The number of lavagable cells at 15 months of exposure was affected by treatment for the SiO2 exposure group where a 36% decrease was observed (see Table 4, refer to attached background material). A decrease in lavagable macrophages was evident in the SiO2-exposed group. In the lavage fluid a substantial amount of fragments of macrophages were observed. The levels of cytoplasmic and lysosomal enzymes and total protein in lavage fluid were significantly elevated for the SiO2 group, when first evaluated at 15 months of exposure. The mean level of LDH for the SiO2 group increased 16-fold compared to air-only controls. The corresponding values for /S-glucuronidase were elevated 53-fold. Finally the protein levels measured were 5.7 times higher than the corresponding control values at 15 months. The results at 21, 24, and 25.5 months showed similar elevation compared to controls.

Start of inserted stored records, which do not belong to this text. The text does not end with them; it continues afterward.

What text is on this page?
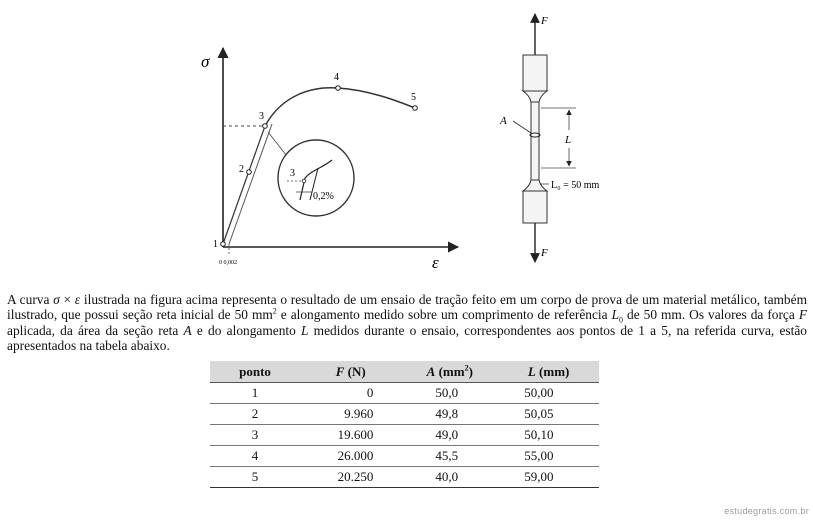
σ
ε
1
2
3
4
5
0 0,002
3
0,2%
F
F
A
L
L₀ = 50 mm

A curva σ × ε ilustrada na figura acima representa o resultado de um ensaio de tração feito em um corpo de prova de um material metálico, também ilustrado, que possui seção reta inicial de 50 $mm^2$ e alongamento medido sobre um comprimento de referência $L_0$ de 50 mm. Os valores da força F aplicada, da área da seção reta A e do alongamento L medidos durante o ensaio, correspondentes aos pontos de 1 a 5, na referida curva, estão apresentados na tabela abaixo.

ponto	F (N)	A $(mm^2)$	L (mm)
1	0	50,0	50,00
2	9.960	49,8	50,05
3	19.600	49,0	50,10
4	26.000	45,5	55,00
5	20.250	40,0	59,00
estudegratis.com.br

Applicant's summary and conclusion

Conclusions:

A chronic inhalation study of crystalline silica (DQ-12) was conducted by exposure of groups of F-344 rats for 6 hr/day, 5 days/week for 24 months. Lung inflammation, a time-dependent increase in lung-to-body weight relative to control were observed. By the end of the study, 92.3% of the treated animals showed moderate lung fibrosis. Furthermore, primary lung tumors occurred in 19% of the silica-exposed rats, while tumor incidence occurred in 3% of the control animals. Survival was not affected by the particle treatment.